A pesar de la desinformación global y los exacerbados imaginarios del miedo y el metarrelato de los medios, que la sociedad consume en las pantallas, trasciende que lo que vuelve mortal al virus no es solo la malignidad del contagio sino la complicidad de los sistemas de salud pública que son, como queda demostrado, incapaces de atender y controlar la pandemia y multiplicarán el número de víctimas.
![]() |
| 25 millones de trabajadores serán despedidos, según modestas estimaciones de varios expertos. |
Sin embargo, lo que realmente intenta ocultar es el desatado pánico mediático, a instancias del Coronavirus, y es el desplome del sistema financiero mundial que no encontró mejor pretexto para justificar sus “ajustes criminales” de más de 25 millones de trabajadores que serán despedidos, según modestas estimaciones, mientras que sin la mínima resistencia social, en los Estados Unidos la Reserva Federal (el mayor Banco privado del mundo), que tiene las máquinas de impresión de los dólares y que ponen de rodillas al mundo, inyectó 700.000 millones de dólares a favor de los bancos, empresas y negocios de los grandes capitalistas privados, tomando como pretexto la crisis del Covid-19.

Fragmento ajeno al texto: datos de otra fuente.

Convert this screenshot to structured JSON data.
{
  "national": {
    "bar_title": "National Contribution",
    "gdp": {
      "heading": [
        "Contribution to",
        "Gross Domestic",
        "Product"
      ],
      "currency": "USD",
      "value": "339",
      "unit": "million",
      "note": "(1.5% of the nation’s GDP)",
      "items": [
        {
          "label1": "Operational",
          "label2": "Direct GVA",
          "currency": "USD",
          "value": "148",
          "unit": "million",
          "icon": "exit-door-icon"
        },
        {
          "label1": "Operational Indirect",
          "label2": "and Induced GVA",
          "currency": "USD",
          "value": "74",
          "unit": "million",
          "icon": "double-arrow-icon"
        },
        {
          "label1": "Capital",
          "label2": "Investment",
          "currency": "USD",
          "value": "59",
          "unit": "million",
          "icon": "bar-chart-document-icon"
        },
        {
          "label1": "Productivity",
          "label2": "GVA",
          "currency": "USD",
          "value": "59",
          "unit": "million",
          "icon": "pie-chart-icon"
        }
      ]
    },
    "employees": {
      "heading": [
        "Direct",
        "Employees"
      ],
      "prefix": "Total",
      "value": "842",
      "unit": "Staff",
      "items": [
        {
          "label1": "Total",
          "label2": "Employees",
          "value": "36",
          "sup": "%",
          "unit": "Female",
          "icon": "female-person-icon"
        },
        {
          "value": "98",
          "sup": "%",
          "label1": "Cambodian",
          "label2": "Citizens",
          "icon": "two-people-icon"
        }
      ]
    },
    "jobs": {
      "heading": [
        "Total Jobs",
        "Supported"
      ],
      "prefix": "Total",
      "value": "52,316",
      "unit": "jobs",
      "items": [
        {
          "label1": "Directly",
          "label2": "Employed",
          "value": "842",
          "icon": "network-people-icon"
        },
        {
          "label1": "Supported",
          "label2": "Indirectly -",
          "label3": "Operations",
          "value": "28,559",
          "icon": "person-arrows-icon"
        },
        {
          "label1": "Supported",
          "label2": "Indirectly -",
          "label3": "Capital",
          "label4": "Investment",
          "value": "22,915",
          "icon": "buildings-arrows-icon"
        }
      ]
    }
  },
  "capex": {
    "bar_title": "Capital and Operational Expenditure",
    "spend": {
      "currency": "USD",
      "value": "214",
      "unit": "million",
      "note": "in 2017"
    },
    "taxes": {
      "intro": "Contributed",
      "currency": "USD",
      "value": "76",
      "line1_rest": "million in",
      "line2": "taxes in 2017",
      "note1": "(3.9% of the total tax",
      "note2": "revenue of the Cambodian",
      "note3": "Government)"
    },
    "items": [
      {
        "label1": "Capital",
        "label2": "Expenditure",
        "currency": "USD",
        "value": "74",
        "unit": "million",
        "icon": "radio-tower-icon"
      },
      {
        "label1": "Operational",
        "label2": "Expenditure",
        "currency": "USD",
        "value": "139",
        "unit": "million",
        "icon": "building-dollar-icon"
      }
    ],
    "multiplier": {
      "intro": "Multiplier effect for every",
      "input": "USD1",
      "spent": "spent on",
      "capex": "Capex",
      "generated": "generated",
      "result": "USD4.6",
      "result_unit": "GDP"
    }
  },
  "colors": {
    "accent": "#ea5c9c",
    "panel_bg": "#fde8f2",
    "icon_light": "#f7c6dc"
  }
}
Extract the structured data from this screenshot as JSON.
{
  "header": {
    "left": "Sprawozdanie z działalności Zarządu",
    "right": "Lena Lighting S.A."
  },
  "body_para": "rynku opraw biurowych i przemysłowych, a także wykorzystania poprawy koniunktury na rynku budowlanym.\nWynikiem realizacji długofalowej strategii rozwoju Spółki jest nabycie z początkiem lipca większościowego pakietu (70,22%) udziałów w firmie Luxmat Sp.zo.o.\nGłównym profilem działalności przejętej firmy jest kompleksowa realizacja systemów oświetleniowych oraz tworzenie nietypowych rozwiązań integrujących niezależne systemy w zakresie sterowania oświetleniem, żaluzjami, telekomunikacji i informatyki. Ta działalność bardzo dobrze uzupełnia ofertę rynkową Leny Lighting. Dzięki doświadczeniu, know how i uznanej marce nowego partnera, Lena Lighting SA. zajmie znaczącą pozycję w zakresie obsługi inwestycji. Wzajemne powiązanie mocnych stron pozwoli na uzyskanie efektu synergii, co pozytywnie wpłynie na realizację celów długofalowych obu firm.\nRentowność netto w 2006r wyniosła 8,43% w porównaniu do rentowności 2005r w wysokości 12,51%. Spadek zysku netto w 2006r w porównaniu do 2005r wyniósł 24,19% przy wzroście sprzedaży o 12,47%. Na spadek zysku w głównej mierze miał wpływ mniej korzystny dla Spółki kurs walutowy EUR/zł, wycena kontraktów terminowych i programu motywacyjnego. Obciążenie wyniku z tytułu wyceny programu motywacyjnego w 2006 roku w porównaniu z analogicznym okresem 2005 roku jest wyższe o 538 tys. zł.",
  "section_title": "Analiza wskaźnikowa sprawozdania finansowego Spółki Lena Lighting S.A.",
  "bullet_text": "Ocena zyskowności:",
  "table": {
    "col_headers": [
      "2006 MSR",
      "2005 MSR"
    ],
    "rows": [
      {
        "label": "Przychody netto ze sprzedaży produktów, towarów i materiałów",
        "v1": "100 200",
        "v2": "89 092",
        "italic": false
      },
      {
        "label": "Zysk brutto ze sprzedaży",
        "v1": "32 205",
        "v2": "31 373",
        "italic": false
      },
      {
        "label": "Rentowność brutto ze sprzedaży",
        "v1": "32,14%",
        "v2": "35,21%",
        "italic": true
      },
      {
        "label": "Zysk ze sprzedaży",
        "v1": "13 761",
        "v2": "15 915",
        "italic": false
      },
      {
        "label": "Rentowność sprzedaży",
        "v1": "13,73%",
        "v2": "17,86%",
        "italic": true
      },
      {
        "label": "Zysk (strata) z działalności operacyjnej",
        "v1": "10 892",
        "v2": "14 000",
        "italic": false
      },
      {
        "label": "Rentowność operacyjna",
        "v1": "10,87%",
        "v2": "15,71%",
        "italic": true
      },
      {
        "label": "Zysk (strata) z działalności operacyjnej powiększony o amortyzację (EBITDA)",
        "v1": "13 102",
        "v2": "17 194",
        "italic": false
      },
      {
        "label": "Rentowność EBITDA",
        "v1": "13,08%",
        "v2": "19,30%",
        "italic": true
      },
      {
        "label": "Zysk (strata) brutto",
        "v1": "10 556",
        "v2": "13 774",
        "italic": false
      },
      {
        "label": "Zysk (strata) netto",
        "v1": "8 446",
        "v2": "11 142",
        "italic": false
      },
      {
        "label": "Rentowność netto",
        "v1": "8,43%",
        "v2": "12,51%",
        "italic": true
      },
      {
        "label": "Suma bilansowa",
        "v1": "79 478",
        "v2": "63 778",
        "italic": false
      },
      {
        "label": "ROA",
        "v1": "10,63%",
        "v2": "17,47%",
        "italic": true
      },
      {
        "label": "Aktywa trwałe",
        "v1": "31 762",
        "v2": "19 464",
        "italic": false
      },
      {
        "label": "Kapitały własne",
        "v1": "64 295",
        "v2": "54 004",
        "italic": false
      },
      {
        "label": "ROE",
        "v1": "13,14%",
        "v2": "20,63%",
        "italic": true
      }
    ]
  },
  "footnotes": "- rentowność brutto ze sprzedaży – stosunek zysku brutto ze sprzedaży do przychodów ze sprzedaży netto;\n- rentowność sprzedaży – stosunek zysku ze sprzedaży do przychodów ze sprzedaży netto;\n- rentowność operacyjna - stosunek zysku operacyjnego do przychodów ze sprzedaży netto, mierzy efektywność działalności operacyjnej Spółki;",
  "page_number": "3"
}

Aunque por el momento nuestras preocupaciones giren en torno al encierro obligatorio y al avance de la pandemia, no tardan en llegar, si ya no lo llegaron, los anuncios de la supresión de sueldos o contratos de trabajo culpando a la pandemia. El golpe vendrá con todas sus catastróficas consecuencias sobre las miserables y empobrecidas economías de las clases trabajadoras y los millones de desempleados y subempleados que ya comenzaron a desafiar los confinamientos forzosos presionados por el hambre.